The OF(Occurrence frequency):”mismatches on more frequent values are assigned higher similarity”. That is, if two values are non-identical but highly frequent in the dataset similarity is higher.

We chose OF, a measure that gives 1 for two identical profile item values, and, in case of non-identical values, gives a non-zero value which is computed by considering the frequency of the item in the dataset.

Classification of item: Item on a social network profile are classified according two orthogonal dimensions.

  • First classification: Is based on whether they are single value (gender) or multiple value (hobbies) items;
  • Second classification: Is related to whether they contain multiple sub-fields (education contains degree, school, type etc.) or not.

Single value similarity for a defined attribute is computed as follows:

  • Is 1 if U’s item value is equal to X’s item value

  • Otherwise we count the number of U’s friends with U’s as RIU value and the number of U’s friends with X’s value as RIX;

  • If RIU or RIX are zero the single value is not computed. Otherwise we compute A and B and return a non-zero value.

Multiple value similarity for a defined attribute is computed as follows:

  • For each item value h in U’s item we call the SimItem method that return the max OF between h and each value k in X’s item.

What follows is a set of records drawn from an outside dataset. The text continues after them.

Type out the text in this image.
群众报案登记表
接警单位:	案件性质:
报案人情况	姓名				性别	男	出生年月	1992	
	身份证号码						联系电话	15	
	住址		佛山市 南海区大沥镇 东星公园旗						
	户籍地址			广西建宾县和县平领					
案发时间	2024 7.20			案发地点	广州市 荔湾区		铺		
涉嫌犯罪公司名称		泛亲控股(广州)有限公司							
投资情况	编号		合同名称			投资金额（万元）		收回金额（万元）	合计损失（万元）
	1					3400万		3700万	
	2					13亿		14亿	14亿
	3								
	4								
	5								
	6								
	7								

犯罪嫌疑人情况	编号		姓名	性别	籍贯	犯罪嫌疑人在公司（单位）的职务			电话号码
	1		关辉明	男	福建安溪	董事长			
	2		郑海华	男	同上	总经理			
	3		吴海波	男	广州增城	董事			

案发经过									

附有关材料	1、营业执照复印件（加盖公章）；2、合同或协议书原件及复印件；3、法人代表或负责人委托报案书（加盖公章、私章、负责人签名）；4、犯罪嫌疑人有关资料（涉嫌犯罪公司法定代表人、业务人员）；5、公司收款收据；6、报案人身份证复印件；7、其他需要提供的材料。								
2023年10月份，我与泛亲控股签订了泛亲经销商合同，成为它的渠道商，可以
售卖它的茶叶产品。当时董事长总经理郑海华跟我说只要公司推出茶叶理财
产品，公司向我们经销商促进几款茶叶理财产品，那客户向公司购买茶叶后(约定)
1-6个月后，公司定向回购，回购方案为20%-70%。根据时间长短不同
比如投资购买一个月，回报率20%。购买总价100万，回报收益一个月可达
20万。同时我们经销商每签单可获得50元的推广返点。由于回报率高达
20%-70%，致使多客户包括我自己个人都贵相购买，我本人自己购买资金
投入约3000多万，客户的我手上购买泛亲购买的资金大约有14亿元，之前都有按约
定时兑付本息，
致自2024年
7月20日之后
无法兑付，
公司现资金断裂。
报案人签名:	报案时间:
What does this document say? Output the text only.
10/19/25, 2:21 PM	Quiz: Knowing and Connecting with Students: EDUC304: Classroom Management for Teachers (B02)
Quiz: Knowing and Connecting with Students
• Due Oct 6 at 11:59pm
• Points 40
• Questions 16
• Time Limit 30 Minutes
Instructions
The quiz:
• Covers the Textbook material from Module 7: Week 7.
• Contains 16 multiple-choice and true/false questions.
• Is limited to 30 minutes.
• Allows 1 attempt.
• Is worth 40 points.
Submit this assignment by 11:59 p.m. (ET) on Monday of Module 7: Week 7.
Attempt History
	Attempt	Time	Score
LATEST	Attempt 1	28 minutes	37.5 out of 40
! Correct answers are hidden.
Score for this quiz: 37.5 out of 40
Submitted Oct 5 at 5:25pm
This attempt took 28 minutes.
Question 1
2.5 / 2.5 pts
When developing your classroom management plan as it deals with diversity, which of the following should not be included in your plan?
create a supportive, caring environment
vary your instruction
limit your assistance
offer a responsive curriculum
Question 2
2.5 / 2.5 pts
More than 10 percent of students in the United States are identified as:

  • These SimItem values are aggregate together then returns the itemSimilarity.

Multiple sub-fields similarity: for a defined attribute is computed as follows:

  • For each field in U’s item:

    • If the field value is a single value item we compute the single value similarity;

    • If the field value is a multiple value we compute the multiple value similarity;

    • If the field value is a multiple sub-fields value we recomputed the multiple sub-filed similarity;

  • Then we aggregate each value returned and return a non-zero value.

Profile similarity:

To compute the profile similarity between U and X profile for each item in U’s profile we compute the similarity and compute the weighted average with an importance for each value.


Fig.2: Example of similarity among two user’s.

Attribute —-> similarity of this attribute.

Number : this is the total value of the similarity.

(we used random weight for attributes)


Fig.3: the graph with 1000 users for 1 refererrer (usign plot() method)

These profile similarity are done with random importance (weight).